Arqueei a cabeça para que meus lábios pudessem alcançar os lábios dele, e quando isso aconteceu ele pareceu meio hesitante, mas foi por pouco tempo, pois em poucos segundos estava me segurando pela cintura.
Eu o abracei enquanto ele me beijava suavemente, sua língua explorava minha boca com destreza e uma de suas mãos acariciava a minha nuca a outra me puxava fortemente contra ele.
Senti como se pudesse passar toda a minha vida ali, o tempo parecia estar parado, apenas esperando por nós.
Quando ele descolou seus lábios dos meus e me olhou nos olhos, nossas respirações estavam ofegantes, eu nem tinha percebido que precisava respirar.
- Você ainda tem tempo para sair daqui. – ele disse em meu ouvido.
Respondi colocando a mão em sua nuca e beijando seu pescoço levemente depois subi com os beijos até perto da orelha, eu queria ele, queria de verdade, queria como nunca quis ninguém em toda minha vida.
Eu o abracei fortemente, apenas para sentir seu corpo quente mais próximo do meu, ele tomou meus lábios num beijo exigente, cheio de desejo enquanto tocava minhas costas; Senti um choque quando suas mãos gélidas tocaram minha pele fumegante, um arrepio percorreu-me quando ele beijou meu queixo.
- Ainda lembra o caminho para a Sala Precisa Potter? – ele me perguntou com um sorriso malicioso.
- Perfeitamente.
Ele disse que eu colocasse a capa da invisibilidade e fosse para lá e que chegaria depois, para não levantar suspeitas de qualquer monitor noturno.
Eu apenas fiz o que ele pediu torcendo que ele não demorasse.
Ele não demorou.
Quando a porta da Sala Precisa abriu apenas cinco minutos depois de eu ter entrado, Draco avançou em mim com tanta urgência que eu não tive tempo de organizar as idéias, ele estava arrancando minha blusa com tanta força que eu não estava conseguindo fazer o mesmo com ele.
A Sala Precisa estava com a aparência de um bonito quarto, mal iluminado, com uma grande cama no centro e o cheiro se parecia muito com morangos e chocolate, ele me segurou pelos ombros e me conduziu, sem soltar minha boca, até a cama macia e deitou-se em cima de mim.

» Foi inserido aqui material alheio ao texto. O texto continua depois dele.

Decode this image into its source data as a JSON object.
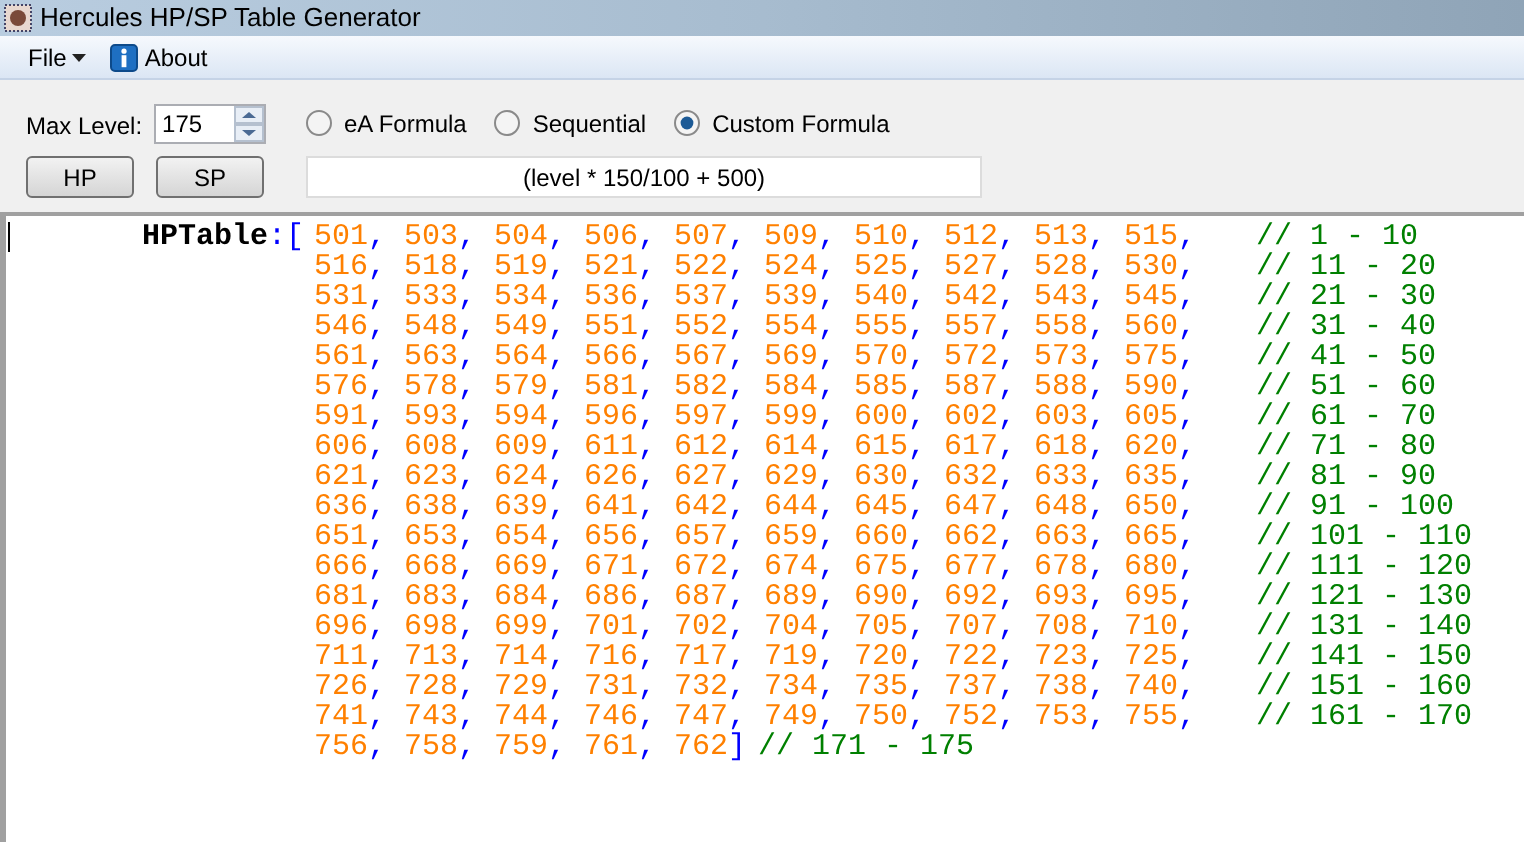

Nossos corpos se encaixaram como se tivessem sido feitos um para o outro, meu corpo respondeu imediatamente àquela proximidade dele, eu vi seus olhos me observarem de um jeito diferente, ele me olhava tão perto que eu sentia sua respiração e seu nariz roçava no meu.

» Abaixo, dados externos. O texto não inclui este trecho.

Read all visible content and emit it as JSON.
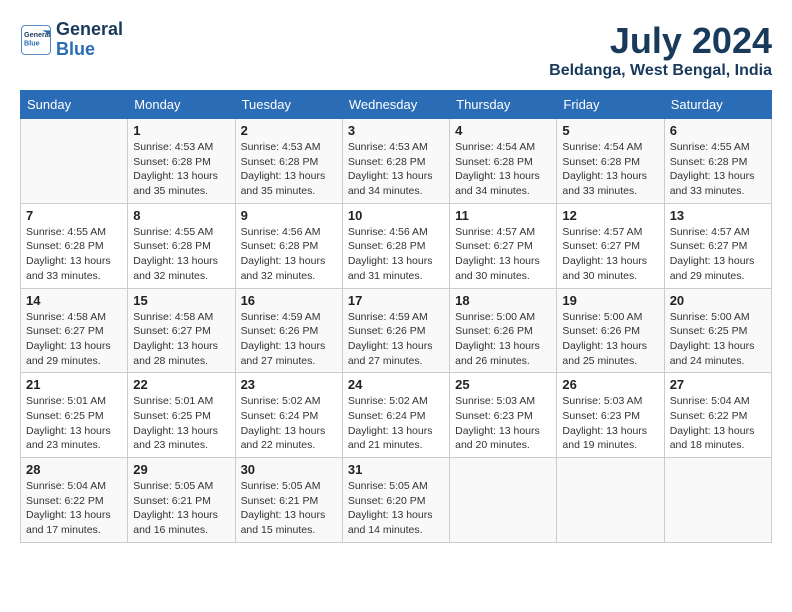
{
  "header": {
    "logo_line1": "General",
    "logo_line2": "Blue",
    "title": "July 2024",
    "subtitle": "Beldanga, West Bengal, India"
  },
  "days_of_week": [
    "Sunday",
    "Monday",
    "Tuesday",
    "Wednesday",
    "Thursday",
    "Friday",
    "Saturday"
  ],
  "weeks": [
    [
      {
        "day": "",
        "info": ""
      },
      {
        "day": "1",
        "info": "Sunrise: 4:53 AM\nSunset: 6:28 PM\nDaylight: 13 hours\nand 35 minutes."
      },
      {
        "day": "2",
        "info": "Sunrise: 4:53 AM\nSunset: 6:28 PM\nDaylight: 13 hours\nand 35 minutes."
      },
      {
        "day": "3",
        "info": "Sunrise: 4:53 AM\nSunset: 6:28 PM\nDaylight: 13 hours\nand 34 minutes."
      },
      {
        "day": "4",
        "info": "Sunrise: 4:54 AM\nSunset: 6:28 PM\nDaylight: 13 hours\nand 34 minutes."
      },
      {
        "day": "5",
        "info": "Sunrise: 4:54 AM\nSunset: 6:28 PM\nDaylight: 13 hours\nand 33 minutes."
      },
      {
        "day": "6",
        "info": "Sunrise: 4:55 AM\nSunset: 6:28 PM\nDaylight: 13 hours\nand 33 minutes."
      }
    ],
    [
      {
        "day": "7",
        "info": "Sunrise: 4:55 AM\nSunset: 6:28 PM\nDaylight: 13 hours\nand 33 minutes."
      },
      {
        "day": "8",
        "info": "Sunrise: 4:55 AM\nSunset: 6:28 PM\nDaylight: 13 hours\nand 32 minutes."
      },
      {
        "day": "9",
        "info": "Sunrise: 4:56 AM\nSunset: 6:28 PM\nDaylight: 13 hours\nand 32 minutes."
      },
      {
        "day": "10",
        "info": "Sunrise: 4:56 AM\nSunset: 6:28 PM\nDaylight: 13 hours\nand 31 minutes."
      },
      {
        "day": "11",
        "info": "Sunrise: 4:57 AM\nSunset: 6:27 PM\nDaylight: 13 hours\nand 30 minutes."
      },
      {
        "day": "12",
        "info": "Sunrise: 4:57 AM\nSunset: 6:27 PM\nDaylight: 13 hours\nand 30 minutes."
      },
      {
        "day": "13",
        "info": "Sunrise: 4:57 AM\nSunset: 6:27 PM\nDaylight: 13 hours\nand 29 minutes."
      }
    ],
    [
      {
        "day": "14",
        "info": "Sunrise: 4:58 AM\nSunset: 6:27 PM\nDaylight: 13 hours\nand 29 minutes."
      },
      {
        "day": "15",
        "info": "Sunrise: 4:58 AM\nSunset: 6:27 PM\nDaylight: 13 hours\nand 28 minutes."
      },
      {
        "day": "16",
        "info": "Sunrise: 4:59 AM\nSunset: 6:26 PM\nDaylight: 13 hours\nand 27 minutes."
      },
      {
        "day": "17",
        "info": "Sunrise: 4:59 AM\nSunset: 6:26 PM\nDaylight: 13 hours\nand 27 minutes."
      },
      {
        "day": "18",
        "info": "Sunrise: 5:00 AM\nSunset: 6:26 PM\nDaylight: 13 hours\nand 26 minutes."
      },
      {
        "day": "19",
        "info": "Sunrise: 5:00 AM\nSunset: 6:26 PM\nDaylight: 13 hours\nand 25 minutes."
      },
      {
        "day": "20",
        "info": "Sunrise: 5:00 AM\nSunset: 6:25 PM\nDaylight: 13 hours\nand 24 minutes."
      }
    ],
    [
      {
        "day": "21",
        "info": "Sunrise: 5:01 AM\nSunset: 6:25 PM\nDaylight: 13 hours\nand 23 minutes."
      },
      {
        "day": "22",
        "info": "Sunrise: 5:01 AM\nSunset: 6:25 PM\nDaylight: 13 hours\nand 23 minutes."
      },
      {
        "day": "23",
        "info": "Sunrise: 5:02 AM\nSunset: 6:24 PM\nDaylight: 13 hours\nand 22 minutes."
      },
      {
        "day": "24",
        "info": "Sunrise: 5:02 AM\nSunset: 6:24 PM\nDaylight: 13 hours\nand 21 minutes."
      },
      {
        "day": "25",
        "info": "Sunrise: 5:03 AM\nSunset: 6:23 PM\nDaylight: 13 hours\nand 20 minutes."
      },
      {
        "day": "26",
        "info": "Sunrise: 5:03 AM\nSunset: 6:23 PM\nDaylight: 13 hours\nand 19 minutes."
      },
      {
        "day": "27",
        "info": "Sunrise: 5:04 AM\nSunset: 6:22 PM\nDaylight: 13 hours\nand 18 minutes."
      }
    ],
    [
      {
        "day": "28",
        "info": "Sunrise: 5:04 AM\nSunset: 6:22 PM\nDaylight: 13 hours\nand 17 minutes."
      },
      {
        "day": "29",
        "info": "Sunrise: 5:05 AM\nSunset: 6:21 PM\nDaylight: 13 hours\nand 16 minutes."
      },
      {
        "day": "30",
        "info": "Sunrise: 5:05 AM\nSunset: 6:21 PM\nDaylight: 13 hours\nand 15 minutes."
      },
      {
        "day": "31",
        "info": "Sunrise: 5:05 AM\nSunset: 6:20 PM\nDaylight: 13 hours\nand 14 minutes."
      },
      {
        "day": "",
        "info": ""
      },
      {
        "day": "",
        "info": ""
      },
      {
        "day": "",
        "info": ""
      }
    ]
  ]
}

Ele pareceu espantar os pensamentos e voltou a me beijar, dessa vez com mais calma, e eu pude fazer o que queria. Minhas mãos procuraram os botões de sua camisa ele arqueou um pouco o corpo para cima para que eu tivesse espaço, então desabotoei um por um, sentindo imenso prazer em jogar longe sua camisa e sentir seu corpo quente tocar o meu.
Fiquei por cima dele e coloquei meus joelhos em volta de sua cintura, ele me olhava com um sorriso divertido, seu corpo era extremamente convidativo, tão branco que parecia porcelana e o cheiro que emanava dele era totalmente irresistível.
Eu me deitei nele novamente e comecei a beijar cada parte de seu corpo, senti suas mãos percorrerem minhas costas e pararem no meu quadril, ele me puxou colando nossos corpos novamente, ele gemeu fraquinho em meu ouvido e eu senti um arrepio intenso fazendo meus pêlos do braço se eriçarem, trocamos de posição novamente e ele ficou por cima novamente.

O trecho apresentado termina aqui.